Maud Lübeck: Ces morceaux ne seraient peut-être pas nés, où pas dans cette forme répétitive. On ne compose pas pareil avec 7 ou 4 octaves. Mais au final j’en suis très contente. Rires.

Benzine : Il y a des morceaux dans l’album dont tu es plus contente que d’autres ?

Maud Lübeck : J’ai eu ma période En parallèle. Après, ç’a été Était-ce toi, et maintenant Aucune… j’ai l’impression que ça change tout le temps. Mais ils ont tous eu leurs moments, leur place privilégiée.

Benzine : Ce n’est pas très étonnant, puisque l’album se veut celui de tes 15 ans, 1988. C’est un tout, donc c’est difficile de dire qu’il y a un moment préféré à l’autre. Tu as sélectionné certains moments de cette année là pour écrire l’album donc forcément tous ces moments sont importants.

Maud Lübeck : C’est ça, tous les moments sont importants. Mais, musicalement, mon plaisir à écouter l’album maintenant n’est pas attaché à cette histoire. Aujourd’hui, quand je l’écoute, c’est en touriste, comme quelqu’un qui découvrirait les morceaux. C’est presque seulement maintenant que je les entends. J’ai fait une émission sur France Inter récemment dans laquelle ils ont passé le premier titre, le morceau d’ouverture. Je ne m’y attendais pas du tout, et j’ai eu l’impression que j’entendais ce texte pour la premier fois. Ça m’a émue, ça m’a impressionnée d’entendre cette histoire. C’était très bizarre. Pendant la phase de travail, je ne suis que dans l’analyse. Maintenant, je commence à m’en détacher suffisamment pour pouvoir avoir du plaisir à écouter les chansons. Et j’ai aussi un vrai plaisir à les jouer.

 

Benzine : Quand tu dis que tu as été émue par le morceau, tu veux dire que tu as été émue par le souvenir ou par le morceau lui-même ?

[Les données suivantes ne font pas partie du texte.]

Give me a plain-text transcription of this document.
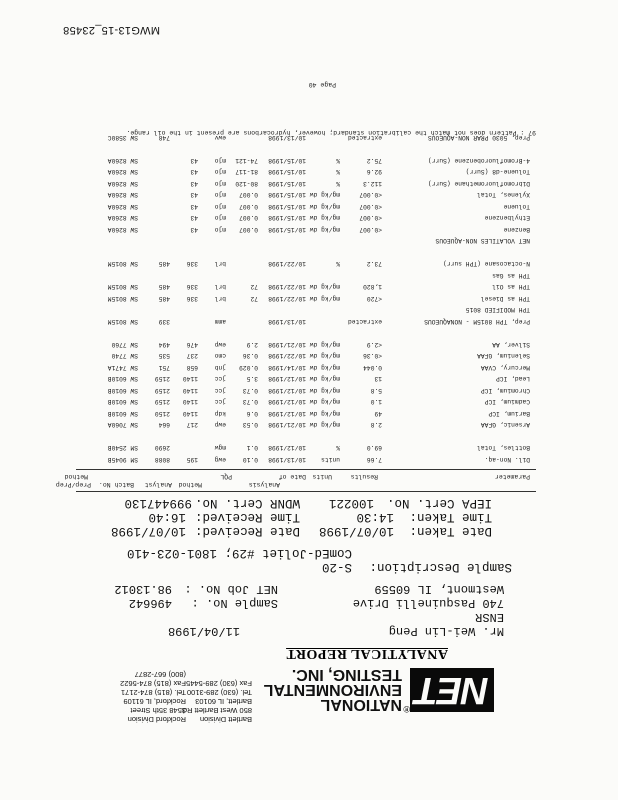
NET
®
NATIONAL
ENVIRONMENTAL
TESTING, INC.
Bartlett Division
850 West Bartlett Rd.
Bartlett, IL 60103
Tel. (630) 289-3100
Fax (630) 289-5445
Rockford Division
3548 35th Street
Rockford, IL 61109
Tel. (815) 874-2171
Fax (815) 874-5622
(800) 667-2877
ANALYTICAL REPORT
Mr. Wei-Lin Peng
11/04/1998
ENSR
740 Pasquinelli Drive
Westmont, IL 60559
Sample No. :
496642
NET Job No. :
98.13012
Sample Description:
S-20
ComEd-Joliet #29; 1801-023-410
Date Taken:
10/07/1998
Time Taken:
14:30
IEPA Cert. No.
100221
Date Received:
10/07/1998
Time Received:
16:40
WDNR Cert. No.
999447130
Analysis
Method
Analyst
Batch No.
Prep/Prep
Parameter
Results
Units
Date of
PQL
Method
Dil. Non-aq.
7.66
units
10/13/1998
0.10
ewg
195
8088
SM 9045B
Bottles, Total
69.0
%
10/12/1998
0.1
mgw
2690
SM 2540B
Arsenic, GFAA
2.8
mg/kg dw
10/21/1998
0.53
ewp
217
664
SW 7060A
Barium, ICP
49
mg/kg dw
10/12/1998
0.6
kdp
1140
2150
SW 6010B
Cadmium, ICP
1.0
mg/kg dw
10/12/1998
0.73
jcc
1140
2159
SW 6010B
Chromium, ICP
5.8
mg/kg dw
10/12/1998
0.73
jcc
1140
2159
SW 6010B
Lead, ICP
13
mg/kg dw
10/12/1998
3.5
jcc
1140
2159
SW 6010B
Mercury, CVAA
0.044
mg/kg dw
10/14/1998
0.029
jnb
658
751
SW 7471A
Selenium, GFAA
<0.36
mg/kg dw
10/22/1998
0.36
cmo
237
535
SW 7740
Silver, AA
<2.9
mg/kg dw
10/21/1998
2.9
ewp
476
494
SW 7760
Prep, TPH 8015M - NONAQUEOUS
extracted
10/13/1998
amm
339
SW 8015M
TPH MODIFIED 8015
TPH as Diesel
<720
mg/kg dw
10/22/1998
72
brl
336
485
SW 8015M
TPH as Oil
1,820
mg/kg dw
10/22/1998
72
brl
336
485
SW 8015M
TPH as Gas
N-octacosane (TPH surr)
73.2
%
10/22/1998
brl
336
485
SW 8015M
NET VOLATILES NON-AQUEOUS
Benzene
<0.007
mg/kg dw
10/15/1998
0.007
mjo
43
SW 8260A
Ethylbenzene
<0.007
mg/kg dw
10/15/1998
0.007
mjo
43
SW 8260A
Toluene
<0.007
mg/kg dw
10/15/1998
0.007
mjo
43
SW 8260A
Xylenes, Total
<0.007
mg/kg dw
10/15/1998
0.007
mjo
43
SW 8260A
Dibromofluoromethane (Surr)
112.3
%
10/15/1998
80-120
mjo
43
SW 8260A
Toluene-d8 (Surr)
92.6
%
10/15/1998
81-117
mjo
43
SW 8260A
4-Bromofluorobenzene (Surr)
75.2
%
10/15/1998
74-121
mjo
43
SW 8260A
Prep, 5030 PRAR NON-AQUEOUS
extracted
10/13/1998
ewv
748
SW 3580C
97 : Pattern does not match the calibration standard; however, hydrocarbons are present in the oil range.
Page 40
MWG13-15_23458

Maud Lübeck : Un petit peu tout. J’ai l’impression que j’ai fait cet album sans réaliser ce que je faisais.

Benzine : LA question, c’est : se mettre à nu ; tout artiste le fait, mais cet exercice là, très particulier, que l’auditeur connaît parce qu’il sait ce dont parle l’album. Comment on fait pour se mettre à nu de cette façon, si courageusement ?

Maud Lübeck : Je crois qu’il ne faut pas réfléchir. Rires. Je suis quelqu’un de très pudique et j’ai gardé cette histoire pour moi pendant très longtemps. Je m’étais fait la promesse quand j’avais 15 ans d’en faire un jour quelque chose. Je voulais rendre hommage à cette personne que j’avais aimée et cette promesse a été plus forte que tout. Je ne me suis pas posée la question de cette mise à nu, sinon j’aurais cherché à m’habiller, à me couvrir. C’est important de parler de choses profondes, intimes pour dire l’essentiel. Ça me semblait important de parler de cette histoire parce que je trouve que c’est une belle histoire. Après, quand je suis en train de construire cet album, je suis dans l’excitation du travail, je suis dans la concentration. Je ne réalise pas du tout ce que je suis en train de faire. C’est pour ça que je peux être à la radio, entendre une de mes chansons et être émue en ayant l’impression de l’entendre pour pour la première fois.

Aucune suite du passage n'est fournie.